Testing with 1000 bands, compression method = ZSTD:
copying test_ZSTD_1000bands.tif with ArchGDAL... (23.1 s). Original file 1355.7 MB, copy 1355.7 MB.
recompressing with gdal_translate... (22.3 s). Recompressed file 1355.7 MB.
reading copied file... (5.6 s). Identical to original file: true.
reading recompressed file... (5.8 s). Identical to original file: true.
Testing with 2920 bands, compression method = ZSTD:
copying test_ZSTD_2920bands.tif with ArchGDAL... (171.5 s). Original file 3968.5 MB, copy 10906.3 MB.
recompressing with gdal_translate... (61.3 s).
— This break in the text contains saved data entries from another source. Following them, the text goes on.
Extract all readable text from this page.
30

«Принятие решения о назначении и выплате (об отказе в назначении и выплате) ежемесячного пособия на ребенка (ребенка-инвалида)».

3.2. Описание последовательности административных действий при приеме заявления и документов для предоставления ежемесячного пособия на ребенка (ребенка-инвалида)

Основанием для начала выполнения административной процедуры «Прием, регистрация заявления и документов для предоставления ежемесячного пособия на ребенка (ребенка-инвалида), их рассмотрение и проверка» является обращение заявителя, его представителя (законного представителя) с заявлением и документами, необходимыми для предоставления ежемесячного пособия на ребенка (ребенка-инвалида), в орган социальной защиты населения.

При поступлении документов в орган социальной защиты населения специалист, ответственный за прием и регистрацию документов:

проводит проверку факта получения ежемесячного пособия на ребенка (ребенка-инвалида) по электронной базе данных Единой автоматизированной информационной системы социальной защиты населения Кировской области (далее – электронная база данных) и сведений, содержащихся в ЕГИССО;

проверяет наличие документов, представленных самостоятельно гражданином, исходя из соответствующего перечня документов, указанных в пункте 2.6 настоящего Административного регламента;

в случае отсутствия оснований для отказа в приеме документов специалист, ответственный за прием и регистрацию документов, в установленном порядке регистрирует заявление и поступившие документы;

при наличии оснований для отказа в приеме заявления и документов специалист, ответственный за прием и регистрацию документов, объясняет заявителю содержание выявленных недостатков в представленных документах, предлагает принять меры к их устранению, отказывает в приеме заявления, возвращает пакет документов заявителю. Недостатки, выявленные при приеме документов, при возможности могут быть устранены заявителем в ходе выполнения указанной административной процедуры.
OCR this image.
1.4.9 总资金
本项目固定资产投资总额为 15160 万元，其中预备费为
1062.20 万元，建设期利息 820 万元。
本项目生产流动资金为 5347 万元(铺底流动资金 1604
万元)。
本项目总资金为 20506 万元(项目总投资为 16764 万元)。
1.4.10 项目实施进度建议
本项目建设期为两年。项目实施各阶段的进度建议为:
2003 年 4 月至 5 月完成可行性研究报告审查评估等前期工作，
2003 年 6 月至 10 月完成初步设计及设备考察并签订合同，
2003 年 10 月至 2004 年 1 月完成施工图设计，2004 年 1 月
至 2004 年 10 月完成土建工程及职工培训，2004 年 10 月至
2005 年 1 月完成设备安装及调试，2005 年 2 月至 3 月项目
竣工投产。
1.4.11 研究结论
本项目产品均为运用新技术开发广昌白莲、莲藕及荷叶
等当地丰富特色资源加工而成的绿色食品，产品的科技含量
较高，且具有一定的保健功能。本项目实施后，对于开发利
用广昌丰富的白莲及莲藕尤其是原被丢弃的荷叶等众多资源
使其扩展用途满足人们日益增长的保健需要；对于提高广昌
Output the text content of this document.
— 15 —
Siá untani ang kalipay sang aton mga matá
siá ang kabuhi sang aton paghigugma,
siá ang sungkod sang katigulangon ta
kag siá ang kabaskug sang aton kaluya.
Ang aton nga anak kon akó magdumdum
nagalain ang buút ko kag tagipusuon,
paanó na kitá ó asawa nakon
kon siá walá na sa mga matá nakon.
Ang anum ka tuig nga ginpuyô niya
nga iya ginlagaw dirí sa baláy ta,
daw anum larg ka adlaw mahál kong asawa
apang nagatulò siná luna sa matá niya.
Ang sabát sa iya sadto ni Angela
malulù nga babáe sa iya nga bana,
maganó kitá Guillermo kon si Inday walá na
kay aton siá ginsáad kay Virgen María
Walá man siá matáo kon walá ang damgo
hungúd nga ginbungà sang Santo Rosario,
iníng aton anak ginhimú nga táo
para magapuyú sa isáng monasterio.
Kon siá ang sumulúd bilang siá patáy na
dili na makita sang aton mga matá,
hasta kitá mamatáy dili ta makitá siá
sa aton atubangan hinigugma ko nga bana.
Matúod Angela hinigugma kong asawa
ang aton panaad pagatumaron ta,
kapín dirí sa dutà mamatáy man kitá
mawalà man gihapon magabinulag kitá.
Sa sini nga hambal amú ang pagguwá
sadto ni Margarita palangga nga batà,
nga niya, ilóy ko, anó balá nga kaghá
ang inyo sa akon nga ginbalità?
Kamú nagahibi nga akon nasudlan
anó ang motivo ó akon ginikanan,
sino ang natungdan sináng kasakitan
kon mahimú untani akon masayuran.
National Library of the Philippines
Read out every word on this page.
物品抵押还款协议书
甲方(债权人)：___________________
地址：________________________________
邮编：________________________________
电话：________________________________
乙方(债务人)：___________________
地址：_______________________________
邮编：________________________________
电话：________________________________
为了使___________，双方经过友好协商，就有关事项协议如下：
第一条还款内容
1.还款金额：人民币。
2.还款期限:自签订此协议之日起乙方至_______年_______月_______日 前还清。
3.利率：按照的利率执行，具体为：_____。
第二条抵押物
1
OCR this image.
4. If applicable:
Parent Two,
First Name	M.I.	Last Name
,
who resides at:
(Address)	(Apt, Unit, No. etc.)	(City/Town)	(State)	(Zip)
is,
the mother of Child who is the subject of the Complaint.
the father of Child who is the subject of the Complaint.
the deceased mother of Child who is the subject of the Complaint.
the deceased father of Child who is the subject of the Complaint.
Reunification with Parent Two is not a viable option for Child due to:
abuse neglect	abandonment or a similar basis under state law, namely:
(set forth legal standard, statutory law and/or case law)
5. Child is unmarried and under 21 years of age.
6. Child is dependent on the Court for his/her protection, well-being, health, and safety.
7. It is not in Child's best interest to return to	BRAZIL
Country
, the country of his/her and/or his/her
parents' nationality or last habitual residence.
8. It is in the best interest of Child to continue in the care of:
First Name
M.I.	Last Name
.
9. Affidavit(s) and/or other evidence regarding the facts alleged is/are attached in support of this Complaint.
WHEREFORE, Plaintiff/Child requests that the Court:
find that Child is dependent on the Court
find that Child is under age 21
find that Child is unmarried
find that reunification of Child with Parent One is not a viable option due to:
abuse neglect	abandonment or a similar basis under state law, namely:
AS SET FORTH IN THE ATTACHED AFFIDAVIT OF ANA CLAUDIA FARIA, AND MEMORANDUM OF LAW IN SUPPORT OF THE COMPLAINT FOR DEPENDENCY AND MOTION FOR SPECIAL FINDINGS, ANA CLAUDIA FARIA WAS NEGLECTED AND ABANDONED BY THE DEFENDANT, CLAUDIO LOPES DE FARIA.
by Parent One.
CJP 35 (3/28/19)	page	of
Recompressed file 3968.5 MB.
reading copied file... (15.1 s). Identical to original file: true.
reading recompressed file... (15.6 s). Identical to original file: true.
My 5 test files are available in a Box folder here. I get similar results for other compression methods. Some valid values are DEFLATE, LZW and NONE. My test results for these are in a log file in that Box folder. My installed versions: ArchGDAL v0.7.4 and GDAL_jll v300.202.100+0.
I suspect the problem is some kind of interaction with the BIGTIFF setting, which is required for creating GeoTIFFs larger than 4 GB. I’ll open an issue in the ArchGDAL repo for this, but first I wanted to make sure it’s not just me. For example, I could be missing some simple setting. Also I wonder if there is some kind of workaround I can use until the devs have time to look into this. Otherwise I’ll probably store my files in other format for now, e.g. HDF5.